Lord Tebbit told BBC radio's World at One: 'The Government should say, 'We now realise that the critics of the Maastricht treaty have been right all along; that it is based upon a potential act of supreme folly, that of creating a single currency'.
'That concept is dead and should be interred, and should be buried, and we should jump on its grave at the conference which should be called now to establish a new treaty.'
Lord Tebbit said he did not expect the Prime Minister to do any of those things. 'That would be too much for him to take,' he said.
However, Lord Howe rejected Lord Tebbit's views, saying: 'I think it's very important not to be deluded by the kind of simplistic absolutism which has characterised his conduct of the debate in recent times.'
He said the greatest period of post- war stability had been achieved by the Bretton Woods agreement, under which a system of fixed but adjustable exchange rates had run from 1945 to 1971. The breakdown of that agreement was regularly cited by Margaret Thatcher as one of the reasons for keeping sterling out of the ERM until 1990.

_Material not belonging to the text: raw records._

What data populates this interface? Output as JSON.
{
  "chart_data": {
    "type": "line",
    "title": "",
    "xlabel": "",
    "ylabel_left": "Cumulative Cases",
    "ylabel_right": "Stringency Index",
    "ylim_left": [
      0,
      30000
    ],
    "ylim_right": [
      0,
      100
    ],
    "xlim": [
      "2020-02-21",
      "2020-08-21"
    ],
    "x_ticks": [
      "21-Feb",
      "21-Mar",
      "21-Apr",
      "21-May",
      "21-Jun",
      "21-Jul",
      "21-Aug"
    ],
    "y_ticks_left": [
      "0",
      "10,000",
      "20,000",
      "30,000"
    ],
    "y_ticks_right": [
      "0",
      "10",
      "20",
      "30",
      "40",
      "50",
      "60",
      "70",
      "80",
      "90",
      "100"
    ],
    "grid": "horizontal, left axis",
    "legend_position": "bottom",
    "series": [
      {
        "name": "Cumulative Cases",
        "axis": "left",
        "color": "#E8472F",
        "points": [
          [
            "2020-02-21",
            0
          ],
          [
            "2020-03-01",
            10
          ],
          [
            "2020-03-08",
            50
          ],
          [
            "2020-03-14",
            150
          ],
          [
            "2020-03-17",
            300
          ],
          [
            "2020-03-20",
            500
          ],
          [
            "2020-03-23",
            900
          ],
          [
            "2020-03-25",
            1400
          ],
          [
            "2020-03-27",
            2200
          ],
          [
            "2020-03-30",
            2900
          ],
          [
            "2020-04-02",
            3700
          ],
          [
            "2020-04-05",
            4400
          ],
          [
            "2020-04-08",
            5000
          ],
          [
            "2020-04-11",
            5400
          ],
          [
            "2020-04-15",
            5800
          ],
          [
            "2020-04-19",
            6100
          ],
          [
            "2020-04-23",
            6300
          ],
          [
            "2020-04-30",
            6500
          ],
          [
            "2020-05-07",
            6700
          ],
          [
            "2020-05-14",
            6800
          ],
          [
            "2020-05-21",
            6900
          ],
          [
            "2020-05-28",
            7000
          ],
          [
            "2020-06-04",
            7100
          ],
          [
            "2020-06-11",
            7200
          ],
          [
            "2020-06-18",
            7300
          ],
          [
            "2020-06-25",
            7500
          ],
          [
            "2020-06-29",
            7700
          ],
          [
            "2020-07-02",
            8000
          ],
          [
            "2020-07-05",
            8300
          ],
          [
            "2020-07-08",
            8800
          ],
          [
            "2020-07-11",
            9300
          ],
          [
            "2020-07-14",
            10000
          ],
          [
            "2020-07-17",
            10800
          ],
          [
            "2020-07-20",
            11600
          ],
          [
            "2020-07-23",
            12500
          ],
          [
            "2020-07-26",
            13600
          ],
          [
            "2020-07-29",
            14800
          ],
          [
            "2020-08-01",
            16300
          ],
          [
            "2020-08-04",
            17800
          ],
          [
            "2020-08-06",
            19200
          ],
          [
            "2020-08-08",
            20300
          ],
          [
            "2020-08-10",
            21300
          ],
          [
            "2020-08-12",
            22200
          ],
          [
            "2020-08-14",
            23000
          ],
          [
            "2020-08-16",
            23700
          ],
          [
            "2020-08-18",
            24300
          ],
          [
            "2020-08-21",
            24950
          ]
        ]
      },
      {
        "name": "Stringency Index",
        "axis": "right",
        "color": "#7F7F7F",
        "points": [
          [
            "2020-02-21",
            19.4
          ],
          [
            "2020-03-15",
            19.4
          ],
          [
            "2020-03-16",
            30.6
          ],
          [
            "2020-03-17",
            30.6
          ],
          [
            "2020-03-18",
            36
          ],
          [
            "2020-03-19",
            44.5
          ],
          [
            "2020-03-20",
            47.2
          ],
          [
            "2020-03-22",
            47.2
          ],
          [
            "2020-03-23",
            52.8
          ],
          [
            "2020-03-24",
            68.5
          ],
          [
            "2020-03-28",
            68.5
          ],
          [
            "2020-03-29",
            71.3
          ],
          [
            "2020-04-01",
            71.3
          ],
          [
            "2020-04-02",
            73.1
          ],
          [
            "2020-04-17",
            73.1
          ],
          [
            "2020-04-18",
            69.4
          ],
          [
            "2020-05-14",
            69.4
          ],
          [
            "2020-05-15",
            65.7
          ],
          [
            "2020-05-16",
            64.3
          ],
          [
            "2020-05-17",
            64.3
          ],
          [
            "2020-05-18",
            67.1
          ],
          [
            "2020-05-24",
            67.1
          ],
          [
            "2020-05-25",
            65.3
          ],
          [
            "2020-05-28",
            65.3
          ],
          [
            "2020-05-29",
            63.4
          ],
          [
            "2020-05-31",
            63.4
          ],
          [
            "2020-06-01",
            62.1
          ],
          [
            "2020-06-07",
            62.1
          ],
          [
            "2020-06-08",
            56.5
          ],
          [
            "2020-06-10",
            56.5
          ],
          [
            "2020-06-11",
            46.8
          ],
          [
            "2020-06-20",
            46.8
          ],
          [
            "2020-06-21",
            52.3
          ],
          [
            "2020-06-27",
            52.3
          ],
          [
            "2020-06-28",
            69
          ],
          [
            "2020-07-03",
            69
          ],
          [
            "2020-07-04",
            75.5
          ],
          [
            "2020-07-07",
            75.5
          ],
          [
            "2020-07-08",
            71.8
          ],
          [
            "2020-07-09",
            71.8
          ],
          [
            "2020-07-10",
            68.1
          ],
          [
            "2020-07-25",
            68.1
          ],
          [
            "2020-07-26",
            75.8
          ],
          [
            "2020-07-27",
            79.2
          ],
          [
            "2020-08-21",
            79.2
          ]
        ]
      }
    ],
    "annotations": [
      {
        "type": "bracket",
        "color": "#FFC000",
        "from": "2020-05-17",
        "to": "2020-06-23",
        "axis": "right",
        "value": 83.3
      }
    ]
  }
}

However, Lord Howe said that the EC had been quite right to try to achieve a similar system, and to talk of 'dancing on the grave of the system is to be recklessly irresponsible, quite frankly'.
Having left the ERM last September, he added, no one was arguing that the British should rush back to the rescue. 'But for the system as a whole, I think that the objectives of a fixed but adjustable system are necessary for a single European market. It would probably be more and not less necessary in the end, I think, for a single currency because of the huge impact of currency movements across the exchanges.'
As for the mechanism's current problem, Lord Howe suggested that the Germans might temporarily withdraw, 'rather than everybody else being dragged down with it'.
The rejoicing was not confined to Lord Tebbit and other Maastricht opponents on the Tory benches of the Lords and Commons. Peter Shore, the former Labour Cabinet minister, said: 'Nothing could be more beneficial to the peoples of France, Spain, Denmark and the European Community than the break-up of the existing rigid ERM system and a fall in European interest and exchange rates . . .
'All those who consider that mass unemployment is the main threat to European stability and prosperity will rejoice if exchange and interest rates can be freed from the German- dominated ERM.'
Mr Shore, MP for Bethnal Green and Stepney, added: 'The break-up of the existing ERM would also expose the sheer nonsense of the Maastricht treaty and put a stop to its dangerous plan to establish an economic and monetary union.'
That view, shared by Lord Tebbit, underlined the political danger of the ERM collapse for the Prime Minister - with the opponents of Maastricht using the money market turmoil to reopen the dispute that Mr Major had thought resolved by last week's Commons vote of confidence.